Omo-lesbo-bi-trans: il linguaggio, anche qui, dà l’illusione di una comprensione possibile di tutto ciò che invece concerne l’indicibile dell’essere umano e dei modi di legame. Se guardiamo la Figura qui sopra (spettro di genere)possiamo notare come il tentativo di incasellare le molteplici variabili dell’essere potrebbe allargarsi potenzialmente all’infinito perché, per includere tutte le possibilità, si dovrebbe considerare l’ “uno per uno”.. circa 8 miliardi di caselle, una per ciascun essere umano sul pianeta Terra.
Esseri di solitudine
Questo dice qualcosa del fatto che ogni soggetto è un essere di solitudine: ognuno, uno per uno, porta con sé questo fascino e questa condanna. Ciascuno di noi non può che partire da una nominazione data da un altro (dai genitori o da un dato biologico, anagrafico e sociale) a patto poi di ricostruirsi per dare voce alla propria singolarità irripetibile. Per ricostruirsi ci vuole coraggio e tutti siamo chiamati a essere coraggiosi nel nominarci perché è l’atto più creativo, solitario e fondamentale che potremo mai fare. Al contempo, essere coraggiosi nel prenderci cura della nominazione scelta da ciascun altro per se stesso, renderà la nostra scelta davvero libera. Se non c’è questo coraggio, si resta sul piano dell’incasellamento, della ghettizzazione e della discriminazione.“. Henni Rissone
Omofobia trent’anni contro: il cammino
Il cammino per arrivare alla decriminalizzazione dell’omosessualità nella storia è stato lungo. Bisogna aspettare l’inizio degli anni ’70 per vedere la comunità gay iniziare a richiedere diritti civili nei Paesi occidentali. Nel 1974 l’omosessualità viene cancellata dal Manuale Diagnostico e Statistico dei Disturbi Mentali (DSM)

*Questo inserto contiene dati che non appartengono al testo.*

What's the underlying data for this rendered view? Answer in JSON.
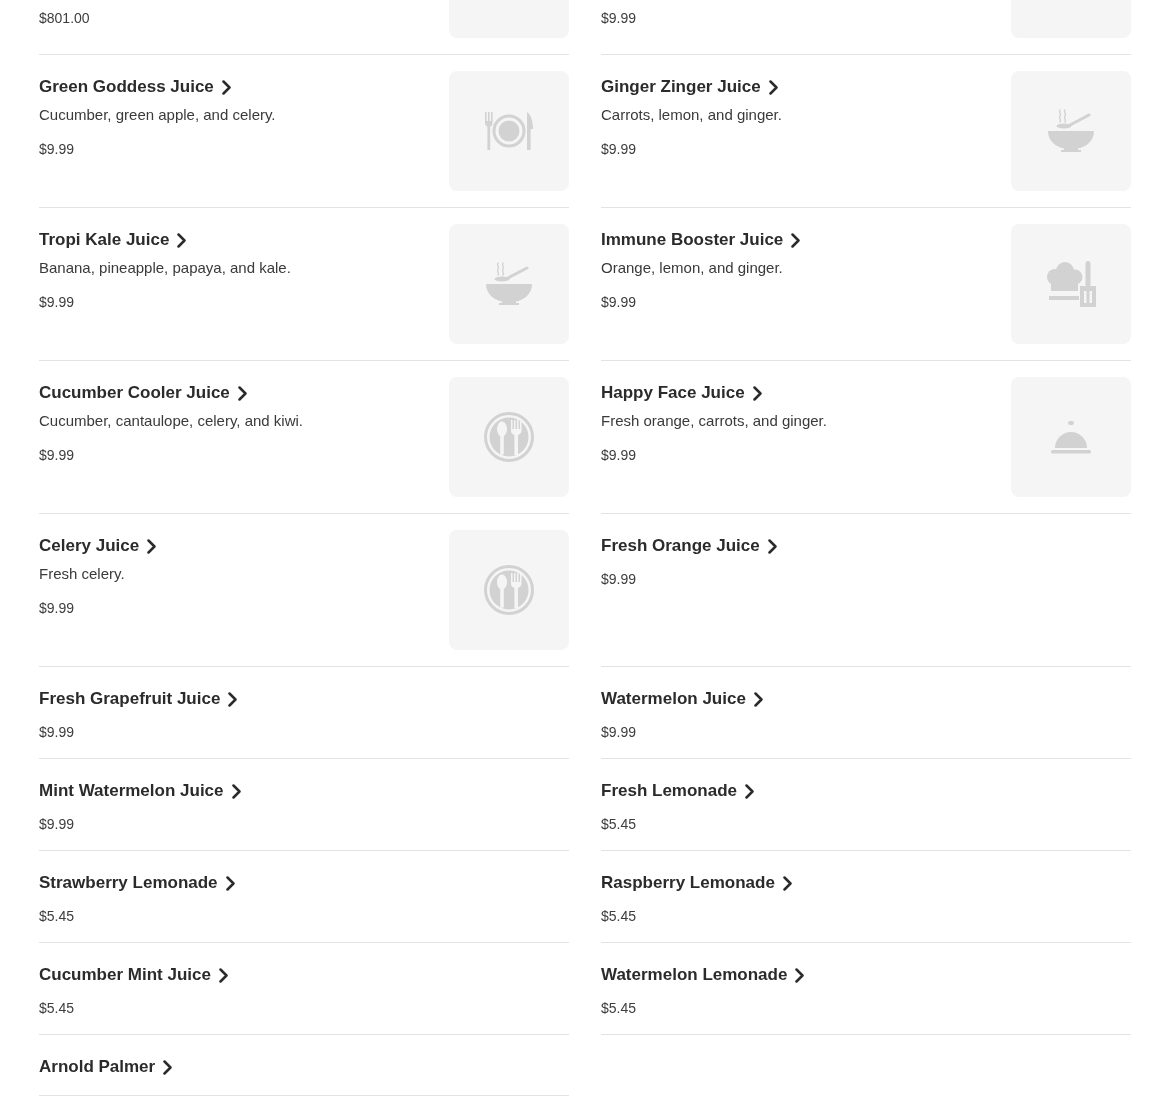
{
  "menu_items": [
    {
      "kind": "partial",
      "price": "$801.00",
      "image": {
        "kind": "empty"
      }
    },
    {
      "kind": "partial",
      "price": "$9.99",
      "image": {
        "kind": "empty"
      }
    },
    {
      "kind": "item",
      "name": "Green Goddess Juice",
      "description": "Cucumber, green apple, and celery.",
      "price": "$9.99",
      "image": {
        "kind": "plate"
      }
    },
    {
      "kind": "item",
      "name": "Ginger Zinger Juice",
      "description": "Carrots, lemon, and ginger.",
      "price": "$9.99",
      "image": {
        "kind": "bowl"
      }
    },
    {
      "kind": "item",
      "name": "Tropi Kale Juice",
      "description": "Banana, pineapple, papaya, and kale.",
      "price": "$9.99",
      "image": {
        "kind": "bowl"
      }
    },
    {
      "kind": "item",
      "name": "Immune Booster Juice",
      "description": "Orange, lemon, and ginger.",
      "price": "$9.99",
      "image": {
        "kind": "chef"
      }
    },
    {
      "kind": "item",
      "name": "Cucumber Cooler Juice",
      "description": "Cucumber, cantaulope, celery, and kiwi.",
      "price": "$9.99",
      "image": {
        "kind": "utensils"
      }
    },
    {
      "kind": "item",
      "name": "Happy Face Juice",
      "description": "Fresh orange, carrots, and ginger.",
      "price": "$9.99",
      "image": {
        "kind": "cloche"
      }
    },
    {
      "kind": "item",
      "name": "Celery Juice",
      "description": "Fresh celery.",
      "price": "$9.99",
      "image": {
        "kind": "utensils"
      }
    },
    {
      "kind": "item",
      "name": "Fresh Orange Juice",
      "price": "$9.99"
    },
    {
      "kind": "item",
      "name": "Fresh Grapefruit Juice",
      "price": "$9.99"
    },
    {
      "kind": "item",
      "name": "Watermelon Juice",
      "price": "$9.99"
    },
    {
      "kind": "item",
      "name": "Mint Watermelon Juice",
      "price": "$9.99"
    },
    {
      "kind": "item",
      "name": "Fresh Lemonade",
      "price": "$5.45"
    },
    {
      "kind": "item",
      "name": "Strawberry Lemonade",
      "price": "$5.45"
    },
    {
      "kind": "item",
      "name": "Raspberry Lemonade",
      "price": "$5.45"
    },
    {
      "kind": "item",
      "name": "Cucumber Mint Juice",
      "price": "$5.45"
    },
    {
      "kind": "item",
      "name": "Watermelon Lemonade",
      "price": "$5.45"
    },
    {
      "kind": "item",
      "name": "Arnold Palmer"
    }
  ]
}
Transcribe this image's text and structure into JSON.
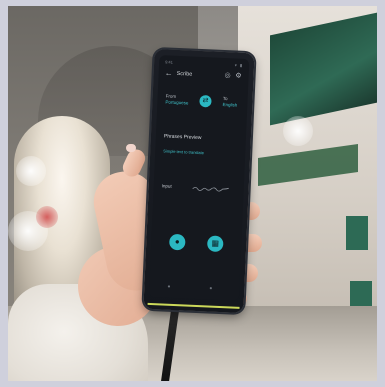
{
  "phone_screen": {
    "status_time": "9:41",
    "status_icons": "▾ ▮",
    "back_icon": "back-arrow-icon",
    "title": "Scribe",
    "mic_icon": "microphone-icon",
    "settings_icon": "gear-icon",
    "lang_from_label": "From",
    "lang_from_value": "Portuguese",
    "lang_to_label": "To",
    "lang_to_value": "English",
    "swap_icon": "swap-icon",
    "section_title": "Phrases Preview",
    "section_text": "Simple text to translate",
    "input_label": "Input",
    "fab_left_icon": "microphone-icon",
    "fab_right_icon": "keyboard-icon",
    "nav_left": "●",
    "nav_right": "●"
  },
  "colors": {
    "accent": "#2bb8c2",
    "strip": "#cbd85a"
  }
}
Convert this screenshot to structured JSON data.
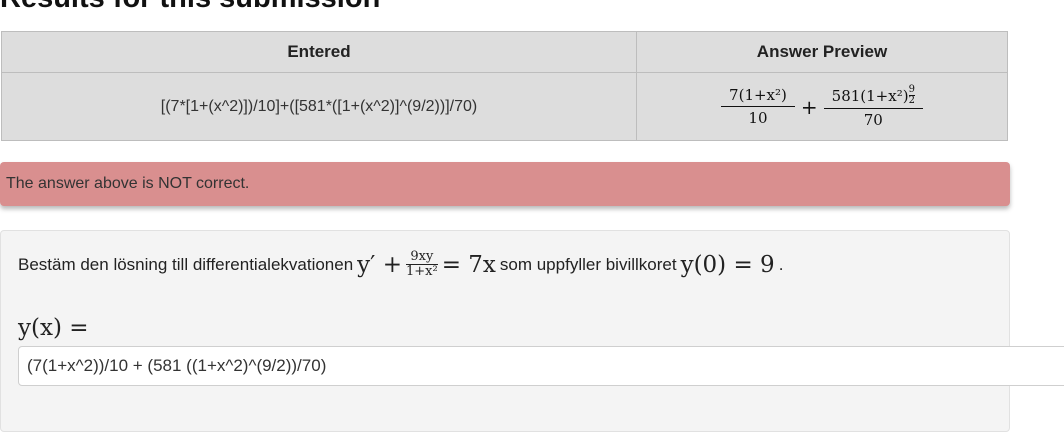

Nella prima versione del 1952 risultava ancora una condizione psicopatologica tra i “Disturbi sociopatici di Personalità”. Nel 1968 era considerata una deviazione sessuale catalogata tra i “Disturbi Mentali non Psicotici”. E ancora nel 1974 sui testi scientifici si parlava di ”omosessualità egodistonica”. Ovvero quella condizione in cui una persona omosessuale non accetta il proprio orientamento sessuale e non lo vive con serenità. Questa teoria verrà superata nel 1987 per arrivare poi appunto al 1990, quando’Organizzazione Mondiale della Salute (OMS) decide di cancellare l’omosessualità dall’elenco delle malattie mentali.
La giornata mondiale contro l’omofobia
Nel 2007 l’Unione Europea ha istituito ufficialmente la giornata contro l’omofobia a condanna dei crimini d’odio nei confronti delle persone omosessuali. A questo si è aggiunta la transfobia nel 2009 e la bifobia nel 2015.
Nel 2018 l’OMS intervenne nuovamente per derubricare anche la transessualità dal novero di malattia mentale, trasferendola nella Sezione della Salute Sessuale. Eppure eccoci ancora qui, a distanza di 30 anni, a rivendicare il diritto all’inclusione delle persone LGBTQI+ perché quei crimini d’odio non sono stati annullati.